В тот день он был грустен. В его глазах, всегда ободряющих собеседника, мне вдруг почудилось незнакомое и непонятное выражение - не то виноватость, не то растерянность.
И разговор наш был тоже странен. Не то что не клеился, но не выстраивался в нечто осмысленное и цельное. Перескакивали с темы на тему, не зацепившись ни за одну. То обсуждали последнюю новость, какой-нибудь слух, несусветную чушь, то неожиданно забирались в слишком мудреные лабиринты. Заговорили об очередности движущих мотивов и сил. Он заявил, что, безусловно, Платон был прав: идея понятия предшествует самому понятию.
– Не только Платон, - сказал я кисло, - наши вожди-материалисты ей подчинили все на свете - прошлое, настоящее, будущее, и жизнь на земле, и нас с тобою. Жаль только, что их идея - варварская.
– Я знаю, ты остроумный малый, - вздохнул он, - и все же я убежден: идея судьбы предваряет судьбу. Поверь мне, я знаю это по опыту.
Домой он собрался раньше обычного. В углу прихожей стояла палка, весьма привлекательное изделие. Обвитый серебряным ободком коричневый стан со склоненной шейкой.
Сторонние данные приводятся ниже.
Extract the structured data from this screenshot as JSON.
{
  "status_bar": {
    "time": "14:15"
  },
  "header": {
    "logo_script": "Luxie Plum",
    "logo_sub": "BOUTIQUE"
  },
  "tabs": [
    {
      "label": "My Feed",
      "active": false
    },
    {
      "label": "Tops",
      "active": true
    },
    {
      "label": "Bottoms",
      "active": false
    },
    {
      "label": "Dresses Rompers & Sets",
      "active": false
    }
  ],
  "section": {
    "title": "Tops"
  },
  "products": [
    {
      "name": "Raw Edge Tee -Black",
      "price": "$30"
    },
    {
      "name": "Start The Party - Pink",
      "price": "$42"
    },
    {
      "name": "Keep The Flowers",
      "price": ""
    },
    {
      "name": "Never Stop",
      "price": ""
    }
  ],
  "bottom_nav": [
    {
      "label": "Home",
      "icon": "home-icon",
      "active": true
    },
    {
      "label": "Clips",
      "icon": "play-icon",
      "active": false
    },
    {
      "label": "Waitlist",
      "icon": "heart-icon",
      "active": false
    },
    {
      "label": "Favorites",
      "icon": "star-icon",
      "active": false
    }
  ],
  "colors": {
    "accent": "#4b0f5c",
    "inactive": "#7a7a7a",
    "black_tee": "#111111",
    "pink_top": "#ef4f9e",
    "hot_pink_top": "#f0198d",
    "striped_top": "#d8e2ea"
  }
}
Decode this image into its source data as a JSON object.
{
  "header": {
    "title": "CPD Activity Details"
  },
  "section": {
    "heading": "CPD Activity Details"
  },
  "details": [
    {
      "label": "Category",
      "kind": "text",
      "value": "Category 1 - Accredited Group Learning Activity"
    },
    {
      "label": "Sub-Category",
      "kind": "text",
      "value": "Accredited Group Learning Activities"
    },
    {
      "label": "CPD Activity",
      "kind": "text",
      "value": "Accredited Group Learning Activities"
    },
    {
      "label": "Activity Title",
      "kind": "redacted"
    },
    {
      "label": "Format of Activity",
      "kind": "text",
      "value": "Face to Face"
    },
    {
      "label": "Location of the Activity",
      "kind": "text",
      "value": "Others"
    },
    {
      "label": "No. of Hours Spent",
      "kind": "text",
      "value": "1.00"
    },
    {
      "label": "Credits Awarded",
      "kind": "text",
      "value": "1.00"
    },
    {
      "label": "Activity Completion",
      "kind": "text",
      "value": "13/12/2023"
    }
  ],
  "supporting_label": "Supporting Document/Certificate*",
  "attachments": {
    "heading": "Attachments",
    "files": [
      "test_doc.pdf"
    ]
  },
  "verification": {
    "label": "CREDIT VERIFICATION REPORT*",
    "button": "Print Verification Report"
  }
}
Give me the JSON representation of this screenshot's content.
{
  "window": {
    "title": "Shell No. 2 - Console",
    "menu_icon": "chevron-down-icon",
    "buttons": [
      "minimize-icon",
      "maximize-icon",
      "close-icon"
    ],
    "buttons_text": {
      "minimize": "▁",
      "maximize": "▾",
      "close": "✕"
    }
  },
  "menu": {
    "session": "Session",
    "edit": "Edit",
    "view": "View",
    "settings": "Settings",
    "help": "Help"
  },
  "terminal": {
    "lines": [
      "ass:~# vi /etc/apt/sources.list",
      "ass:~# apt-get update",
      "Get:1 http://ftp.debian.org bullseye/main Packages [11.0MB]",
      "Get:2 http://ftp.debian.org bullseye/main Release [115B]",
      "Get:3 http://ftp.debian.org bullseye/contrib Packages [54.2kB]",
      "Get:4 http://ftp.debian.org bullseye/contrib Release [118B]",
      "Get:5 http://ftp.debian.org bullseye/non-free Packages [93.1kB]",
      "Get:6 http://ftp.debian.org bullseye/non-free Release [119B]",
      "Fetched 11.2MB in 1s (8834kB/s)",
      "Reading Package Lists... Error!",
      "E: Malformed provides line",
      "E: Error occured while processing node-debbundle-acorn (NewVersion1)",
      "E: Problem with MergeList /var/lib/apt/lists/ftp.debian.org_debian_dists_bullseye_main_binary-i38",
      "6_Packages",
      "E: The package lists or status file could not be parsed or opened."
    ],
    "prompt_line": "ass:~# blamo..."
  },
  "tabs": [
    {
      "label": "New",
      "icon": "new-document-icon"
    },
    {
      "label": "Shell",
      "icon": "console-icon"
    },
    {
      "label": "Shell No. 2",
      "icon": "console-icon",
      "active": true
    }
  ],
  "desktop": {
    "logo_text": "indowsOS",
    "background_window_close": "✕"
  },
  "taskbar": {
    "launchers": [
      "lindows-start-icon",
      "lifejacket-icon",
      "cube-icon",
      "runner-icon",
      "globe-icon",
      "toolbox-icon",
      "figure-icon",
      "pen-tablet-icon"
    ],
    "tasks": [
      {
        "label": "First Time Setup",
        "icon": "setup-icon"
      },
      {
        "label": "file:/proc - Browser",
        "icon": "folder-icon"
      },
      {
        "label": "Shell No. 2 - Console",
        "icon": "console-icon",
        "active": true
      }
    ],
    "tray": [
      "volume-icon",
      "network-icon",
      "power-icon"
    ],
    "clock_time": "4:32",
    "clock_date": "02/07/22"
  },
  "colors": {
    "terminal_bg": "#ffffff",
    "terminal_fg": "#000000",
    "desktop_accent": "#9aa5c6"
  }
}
Мне доставляло удовольствие в свободную минутку взглянуть на безупречную текстуру. Стоит всмотреться - и различишь спрессованную слоистую стружку. Ломаные золотистые полосы - следы преображения дерева в произведение искусства - плавно сбегают сверху вниз.
Он спросил меня:
– Где ты ее раскопал?
– В комиссионном магазине. В Риге. Достаточно давно.
Я видел, что он не в своей тарелке, но все еще по привычке резвился:
– Ты можешь назвать мне идею палки?
Он поморщился, потом произнес:
– Идея еще одной ноги, недостающей человеку.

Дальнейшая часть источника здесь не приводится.